The future dystopia, in a world running low on resources, involves guarded compounds of these folks catered to by a small group of serviceable slaves.
This is the logical outcome of the policies they are pursuing and it is why no dissenting views are allowed to reach "the masses" through media conglomeration (they are bedeviled by the internet and are seeking to reign it in), why they are constructing a global police state, a massive prison system.
In previous times there were conciliations to the lower and middle classes here in the US (taking the forms of "social programs") but now that the spout is running dry they need to get it all, damn the torpedos, full speed ahead!

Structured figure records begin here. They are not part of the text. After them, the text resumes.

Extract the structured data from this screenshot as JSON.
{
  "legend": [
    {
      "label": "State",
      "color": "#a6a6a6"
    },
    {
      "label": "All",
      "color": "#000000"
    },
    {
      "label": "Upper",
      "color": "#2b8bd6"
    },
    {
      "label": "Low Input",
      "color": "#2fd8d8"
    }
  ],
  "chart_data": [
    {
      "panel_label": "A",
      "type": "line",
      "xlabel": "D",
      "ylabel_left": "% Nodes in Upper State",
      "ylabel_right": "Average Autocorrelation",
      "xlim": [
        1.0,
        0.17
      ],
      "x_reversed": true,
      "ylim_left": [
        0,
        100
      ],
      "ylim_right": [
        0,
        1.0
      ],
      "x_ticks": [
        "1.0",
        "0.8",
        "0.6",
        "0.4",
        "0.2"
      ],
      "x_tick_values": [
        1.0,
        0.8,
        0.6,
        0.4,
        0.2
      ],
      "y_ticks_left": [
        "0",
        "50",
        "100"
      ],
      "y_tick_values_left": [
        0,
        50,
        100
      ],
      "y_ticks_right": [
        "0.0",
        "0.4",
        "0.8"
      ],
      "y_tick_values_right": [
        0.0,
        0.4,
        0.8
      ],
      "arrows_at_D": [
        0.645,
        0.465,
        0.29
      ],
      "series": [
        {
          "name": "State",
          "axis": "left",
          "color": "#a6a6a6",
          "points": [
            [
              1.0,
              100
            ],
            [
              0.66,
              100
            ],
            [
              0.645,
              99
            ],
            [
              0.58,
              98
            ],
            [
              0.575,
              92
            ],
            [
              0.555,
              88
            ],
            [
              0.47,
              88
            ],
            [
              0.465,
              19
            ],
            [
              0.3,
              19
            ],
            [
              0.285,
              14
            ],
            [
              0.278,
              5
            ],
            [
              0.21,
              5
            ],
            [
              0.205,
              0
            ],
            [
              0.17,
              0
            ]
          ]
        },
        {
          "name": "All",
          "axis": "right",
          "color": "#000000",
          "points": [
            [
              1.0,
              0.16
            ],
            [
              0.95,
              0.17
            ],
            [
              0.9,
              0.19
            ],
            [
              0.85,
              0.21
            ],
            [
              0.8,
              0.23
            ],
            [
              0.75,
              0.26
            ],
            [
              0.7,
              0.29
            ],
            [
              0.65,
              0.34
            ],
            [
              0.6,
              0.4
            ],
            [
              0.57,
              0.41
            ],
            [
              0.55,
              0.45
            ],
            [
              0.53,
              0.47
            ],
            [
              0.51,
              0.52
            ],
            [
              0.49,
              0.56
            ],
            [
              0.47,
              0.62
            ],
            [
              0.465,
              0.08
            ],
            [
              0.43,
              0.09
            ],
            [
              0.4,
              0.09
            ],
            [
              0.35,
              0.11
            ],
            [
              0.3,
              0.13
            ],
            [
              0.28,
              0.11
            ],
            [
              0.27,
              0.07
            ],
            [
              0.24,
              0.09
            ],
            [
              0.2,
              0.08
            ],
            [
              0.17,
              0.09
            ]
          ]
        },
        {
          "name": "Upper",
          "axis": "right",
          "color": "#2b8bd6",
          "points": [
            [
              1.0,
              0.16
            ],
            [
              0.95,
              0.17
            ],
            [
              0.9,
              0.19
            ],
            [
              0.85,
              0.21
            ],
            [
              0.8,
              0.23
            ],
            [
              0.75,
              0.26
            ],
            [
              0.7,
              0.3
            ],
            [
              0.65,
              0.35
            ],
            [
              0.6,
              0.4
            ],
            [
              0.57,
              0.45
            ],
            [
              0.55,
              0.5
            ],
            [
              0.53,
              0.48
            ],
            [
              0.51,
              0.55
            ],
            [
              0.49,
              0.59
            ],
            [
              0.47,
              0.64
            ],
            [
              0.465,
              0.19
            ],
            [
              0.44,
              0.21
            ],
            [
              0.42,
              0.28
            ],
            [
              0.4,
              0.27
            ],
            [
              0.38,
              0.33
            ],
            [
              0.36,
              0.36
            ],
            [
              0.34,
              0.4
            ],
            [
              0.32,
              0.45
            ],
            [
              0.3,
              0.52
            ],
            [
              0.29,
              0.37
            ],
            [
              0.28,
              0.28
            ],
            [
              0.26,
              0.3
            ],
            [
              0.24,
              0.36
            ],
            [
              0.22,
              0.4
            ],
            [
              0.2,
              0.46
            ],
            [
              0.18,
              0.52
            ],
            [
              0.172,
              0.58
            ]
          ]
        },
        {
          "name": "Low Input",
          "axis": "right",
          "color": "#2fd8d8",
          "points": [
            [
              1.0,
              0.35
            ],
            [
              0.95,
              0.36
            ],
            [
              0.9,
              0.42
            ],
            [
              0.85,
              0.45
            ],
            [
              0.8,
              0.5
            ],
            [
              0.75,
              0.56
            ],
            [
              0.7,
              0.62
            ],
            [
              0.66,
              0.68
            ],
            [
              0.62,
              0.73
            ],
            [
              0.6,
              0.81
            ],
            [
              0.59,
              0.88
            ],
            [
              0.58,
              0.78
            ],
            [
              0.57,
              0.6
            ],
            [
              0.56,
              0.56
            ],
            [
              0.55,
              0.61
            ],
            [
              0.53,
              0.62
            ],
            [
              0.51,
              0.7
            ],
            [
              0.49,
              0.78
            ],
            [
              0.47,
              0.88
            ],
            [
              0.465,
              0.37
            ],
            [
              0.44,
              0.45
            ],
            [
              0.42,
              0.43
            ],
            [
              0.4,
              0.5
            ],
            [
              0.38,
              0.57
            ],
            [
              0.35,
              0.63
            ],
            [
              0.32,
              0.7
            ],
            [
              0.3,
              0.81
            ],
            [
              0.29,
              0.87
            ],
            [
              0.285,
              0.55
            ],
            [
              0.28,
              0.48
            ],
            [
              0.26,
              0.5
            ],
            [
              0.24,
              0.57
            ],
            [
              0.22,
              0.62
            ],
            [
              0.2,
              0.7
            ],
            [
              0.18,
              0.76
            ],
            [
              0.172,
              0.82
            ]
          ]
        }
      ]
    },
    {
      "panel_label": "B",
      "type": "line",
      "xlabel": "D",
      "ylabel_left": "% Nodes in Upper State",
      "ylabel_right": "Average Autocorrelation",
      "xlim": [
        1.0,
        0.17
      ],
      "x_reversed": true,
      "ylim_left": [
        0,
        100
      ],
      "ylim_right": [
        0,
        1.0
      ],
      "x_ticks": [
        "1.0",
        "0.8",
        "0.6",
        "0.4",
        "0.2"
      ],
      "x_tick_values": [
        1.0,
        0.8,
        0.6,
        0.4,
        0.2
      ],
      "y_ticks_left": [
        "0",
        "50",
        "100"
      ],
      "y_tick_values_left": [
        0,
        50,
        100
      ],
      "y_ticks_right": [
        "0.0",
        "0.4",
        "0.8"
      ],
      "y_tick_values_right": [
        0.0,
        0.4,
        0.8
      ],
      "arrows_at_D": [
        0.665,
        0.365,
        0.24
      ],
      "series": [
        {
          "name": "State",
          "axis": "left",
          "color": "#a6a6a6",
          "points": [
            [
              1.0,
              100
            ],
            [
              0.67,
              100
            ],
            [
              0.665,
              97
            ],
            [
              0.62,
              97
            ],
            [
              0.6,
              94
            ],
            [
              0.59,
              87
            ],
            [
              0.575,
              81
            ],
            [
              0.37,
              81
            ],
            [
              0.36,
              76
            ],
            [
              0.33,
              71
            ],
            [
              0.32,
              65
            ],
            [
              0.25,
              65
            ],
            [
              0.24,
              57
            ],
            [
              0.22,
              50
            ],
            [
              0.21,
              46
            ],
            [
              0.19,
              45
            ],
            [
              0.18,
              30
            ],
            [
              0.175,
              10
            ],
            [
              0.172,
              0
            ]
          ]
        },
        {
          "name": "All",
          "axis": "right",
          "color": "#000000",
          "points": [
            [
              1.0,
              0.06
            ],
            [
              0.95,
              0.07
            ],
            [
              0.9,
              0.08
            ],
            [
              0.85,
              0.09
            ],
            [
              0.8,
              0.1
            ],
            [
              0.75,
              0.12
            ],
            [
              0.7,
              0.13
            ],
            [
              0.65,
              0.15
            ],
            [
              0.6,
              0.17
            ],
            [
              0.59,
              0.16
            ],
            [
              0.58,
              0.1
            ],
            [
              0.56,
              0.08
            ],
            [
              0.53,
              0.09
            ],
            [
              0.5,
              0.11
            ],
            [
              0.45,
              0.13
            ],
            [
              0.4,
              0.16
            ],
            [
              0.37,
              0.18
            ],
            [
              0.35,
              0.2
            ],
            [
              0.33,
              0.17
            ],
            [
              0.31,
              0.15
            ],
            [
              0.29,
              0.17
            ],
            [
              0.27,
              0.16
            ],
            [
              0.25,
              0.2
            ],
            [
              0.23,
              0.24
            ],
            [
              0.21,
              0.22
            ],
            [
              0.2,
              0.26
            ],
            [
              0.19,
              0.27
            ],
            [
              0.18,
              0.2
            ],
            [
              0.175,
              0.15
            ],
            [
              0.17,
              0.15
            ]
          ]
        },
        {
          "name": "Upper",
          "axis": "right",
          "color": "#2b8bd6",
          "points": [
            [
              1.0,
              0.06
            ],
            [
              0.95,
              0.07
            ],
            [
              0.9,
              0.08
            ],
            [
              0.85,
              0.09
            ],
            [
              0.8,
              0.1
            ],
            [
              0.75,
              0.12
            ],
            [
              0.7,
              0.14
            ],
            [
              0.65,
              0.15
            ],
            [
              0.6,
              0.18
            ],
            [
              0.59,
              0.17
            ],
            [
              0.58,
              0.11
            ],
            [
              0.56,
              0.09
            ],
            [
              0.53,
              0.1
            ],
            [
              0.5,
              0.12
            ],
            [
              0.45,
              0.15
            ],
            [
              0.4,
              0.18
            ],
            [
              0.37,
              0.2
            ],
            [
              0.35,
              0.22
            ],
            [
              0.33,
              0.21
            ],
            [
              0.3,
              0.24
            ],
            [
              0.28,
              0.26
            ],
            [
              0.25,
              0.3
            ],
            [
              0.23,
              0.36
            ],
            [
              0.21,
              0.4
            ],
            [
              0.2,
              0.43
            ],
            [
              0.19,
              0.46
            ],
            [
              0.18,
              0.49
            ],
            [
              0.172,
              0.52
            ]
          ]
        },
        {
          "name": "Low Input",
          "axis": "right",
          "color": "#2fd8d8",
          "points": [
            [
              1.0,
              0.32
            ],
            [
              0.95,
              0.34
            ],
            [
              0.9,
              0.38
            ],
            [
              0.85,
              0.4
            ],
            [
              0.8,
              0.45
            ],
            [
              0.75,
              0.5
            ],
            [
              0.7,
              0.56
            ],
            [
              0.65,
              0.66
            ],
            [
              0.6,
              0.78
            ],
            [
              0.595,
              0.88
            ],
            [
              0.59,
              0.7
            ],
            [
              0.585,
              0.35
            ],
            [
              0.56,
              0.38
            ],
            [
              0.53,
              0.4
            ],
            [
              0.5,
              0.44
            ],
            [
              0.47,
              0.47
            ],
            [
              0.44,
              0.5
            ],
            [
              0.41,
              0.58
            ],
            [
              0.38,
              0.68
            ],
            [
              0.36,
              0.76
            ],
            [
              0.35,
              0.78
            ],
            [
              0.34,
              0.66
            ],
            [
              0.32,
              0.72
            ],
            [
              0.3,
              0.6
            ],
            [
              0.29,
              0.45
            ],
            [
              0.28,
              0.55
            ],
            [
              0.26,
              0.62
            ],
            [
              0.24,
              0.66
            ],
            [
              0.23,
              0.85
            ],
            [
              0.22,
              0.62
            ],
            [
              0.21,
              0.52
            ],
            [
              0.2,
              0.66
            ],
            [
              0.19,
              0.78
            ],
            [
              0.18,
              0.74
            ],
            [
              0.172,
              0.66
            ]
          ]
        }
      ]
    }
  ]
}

So events and crises are staged (like 9-11, "war on terrorism", etc) in order to control the narrative and the minds of the people through memes of fear, and to create fake demons to try and divert attention away from the REAL pick-pockets.
All is pretty much looted in the US and all they have left is a bloated military and a shell-game financial scam system. They are losing the current military endeavor in Iraq to a group of "insurgents" many of whom learned their trades during the Iran-Iraq war in the early 1980's when they were being trained and supported by the US.
It's all so transparent and tiresome. Utterly and nakedly criminal. There ain't no future to it. It's not what we hairless monkeys are created for, me thinks.
They will implement this unless one way or another we stop them.